Mal-empregado

Já é uma sorte ter calhado num restaurante onde os pormenores de cada acompanhamento não vêm histericamente escarrapachados na ementa.

Quando colidem duas simpatias o resultado pode ser luminoso. Num restaurante de Lisboa, apesar da multidão, da pressa e do calor, um empregado de mesa pergunta a uma senhora se, para além das batatas cozidas e da salada, quer umas verduras.

"Não, muito obrigada, deixe estar", diz a senhora. O empregado, tal como eu a observá-los e a tentar fazer um apontamento sem dar nas vistas, interpreta "deixe estar" como "até me apetece mas não quero dar maçada, agradeço na mesma".

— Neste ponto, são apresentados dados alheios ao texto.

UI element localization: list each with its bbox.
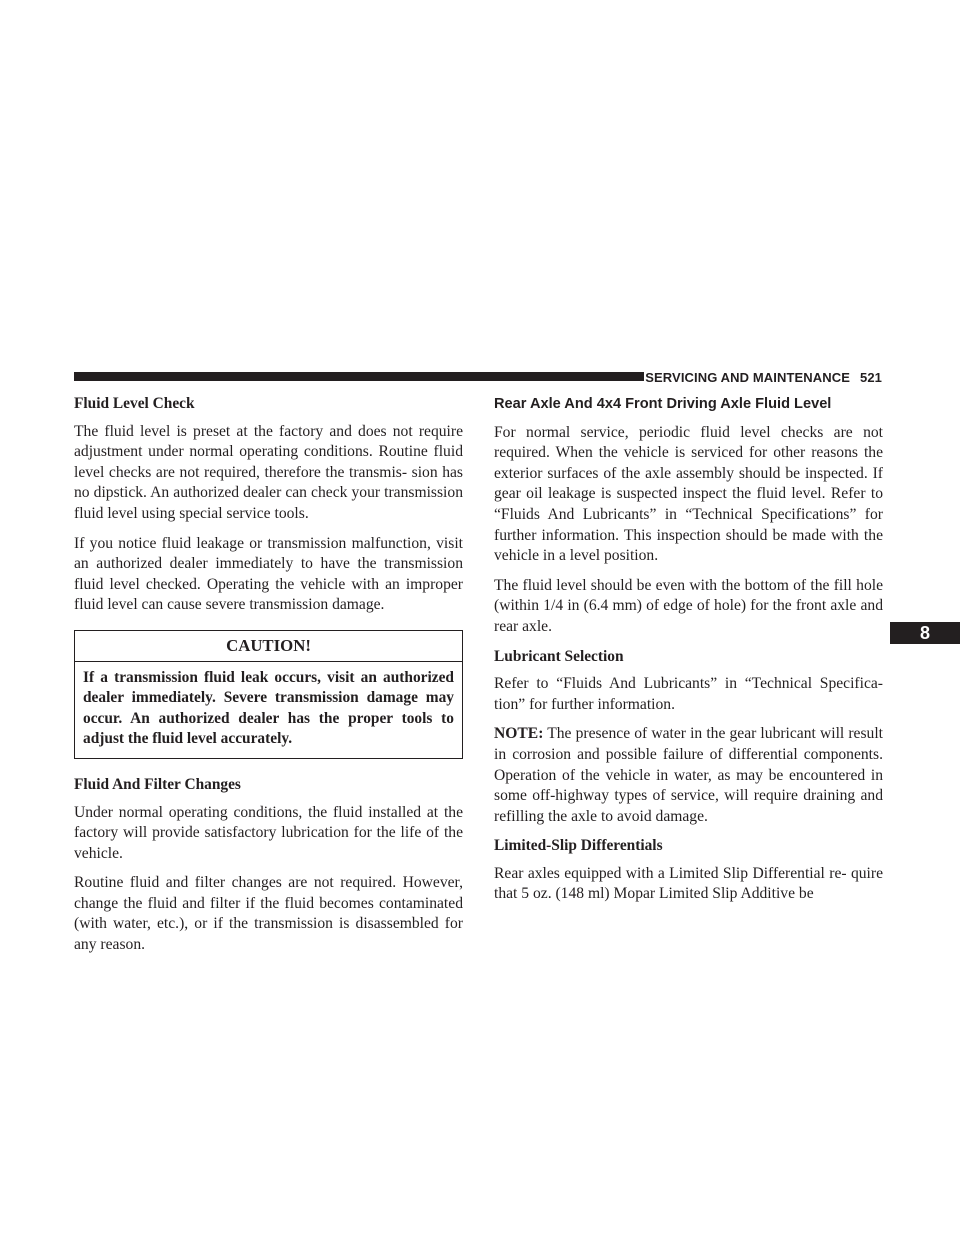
paragraph: For normal service, periodic fluid level checks are not required. When the vehicle is serviced for other reasons the exterior surfaces of the axle assembly should be inspected. If gear oil leakage is suspected inspect the fluid level. Refer to “Fluids And Lubricants” in “Technical Specifications” for further information. This inspection should be made with the vehicle in a level position. <box>494 423 883 565</box>
caution-box <box>74 630 463 759</box>
page-number: 521 <box>860 370 882 385</box>
paragraph: Under normal operating conditions, the fluid installed at the factory will provide satisfactory lubrication for the life of the vehicle. <box>74 803 463 862</box>
left-column <box>74 394 463 965</box>
caution-body: If a transmission fluid leak occurs, visit an authorized dealer immediately. Severe transmission damage may occur. An authorized dealer has the proper tools to adjust the fluid level accurately. <box>83 668 454 748</box>
caution-title: CAUTION! <box>75 631 462 662</box>
chapter-tab: 8 <box>890 622 960 644</box>
note-text: The presence of water in the gear lubricant will result in corrosion and possible failure of differential components. Operation of the vehicle in water, as may be encountered in some off-highway types of service, will require draining and refilling the axle to avoid damage. <box>494 725 883 825</box>
paragraph: Rear axles equipped with a Limited Slip Differential re- quire that 5 oz. (148 ml) Mopar Limited Slip Additive be <box>494 864 883 903</box>
paragraph: Routine fluid and filter changes are not required. However, change the fluid and filter if the fluid becomes contaminated (with water, etc.), or if the transmission is disassembled for any reason. <box>74 874 463 954</box>
paragraph: The fluid level should be even with the bottom of the fill hole (within 1/4 in (6.4 mm) of edge of hole) for the front axle and rear axle. <box>494 576 883 635</box>
note-paragraph <box>494 724 883 827</box>
paragraph: Refer to “Fluids And Lubricants” in “Technical Specifica- tion” for further information. <box>494 675 883 713</box>
right-column <box>494 394 883 914</box>
header-rule <box>74 372 644 381</box>
section-title: SERVICING AND MAINTENANCE <box>645 370 850 385</box>
paragraph: If you notice fluid leakage or transmission malfunction, visit an authorized dealer immediately to have the transmission fluid level checked. Operating the vehicle with an improper fluid level can cause severe transmission damage. <box>74 534 463 614</box>
heading-axle-fluid-level: Rear Axle And 4x4 Front Driving Axle Fluid Level <box>494 396 832 412</box>
paragraph: The fluid level is preset at the factory and does not require adjustment under normal operating conditions. Routine fluid level checks are not required, therefore the transmis- sion has no dipstick. An authorized dealer can check your transmission fluid level using special service tools. <box>74 422 463 522</box>
heading-fluid-level-check: Fluid Level Check <box>74 395 195 412</box>
heading-lubricant-selection: Lubricant Selection <box>494 647 624 665</box>
heading-fluid-filter-changes: Fluid And Filter Changes <box>74 775 241 793</box>
heading-limited-slip: Limited-Slip Differentials <box>494 837 663 855</box>
running-header <box>645 370 882 385</box>
note-label: NOTE: <box>494 725 544 743</box>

Sabe bem ouvir esta troca de mimos na época actual do "vem com quê?". Já é uma sorte ter calhado num restaurante onde os pormenores de cada acompanhamento não vêm histericamente escarrapachados na ementa, em caracteres bocejantes de tão hipstergráficos.

O empregado traz uma travessa com as verduras: "Chegaram hoje." A senhora fica envergonhada, como se a oferenda fosse excessiva: "Ai, já não tenho apetite, obrigada." "Fica aqui", diz ele, contente com a iniciativa. "Não...", protesta ela. "Então, quer que leve?", pergunta ele. "Sim", explica ela, "é que é mal-empregado...".

O bom empregado acha a expressão bem empregada porque diz "há muitos anos que não ouço dizer isso". E a senhora sorri.

Nisto, intervém o senhor que está a almoçar com ela e que ainda não disse nada: "Tanta conversa, tanta conversa!" Puxa pelos brócolos, serve-se como um herói, tempera com brio e desata a mastigá-los.

Será ciúme? Será concordância? Será para empregar bem, de uma vez por todas, aquelas verduras tão discutidas? Ela aprova.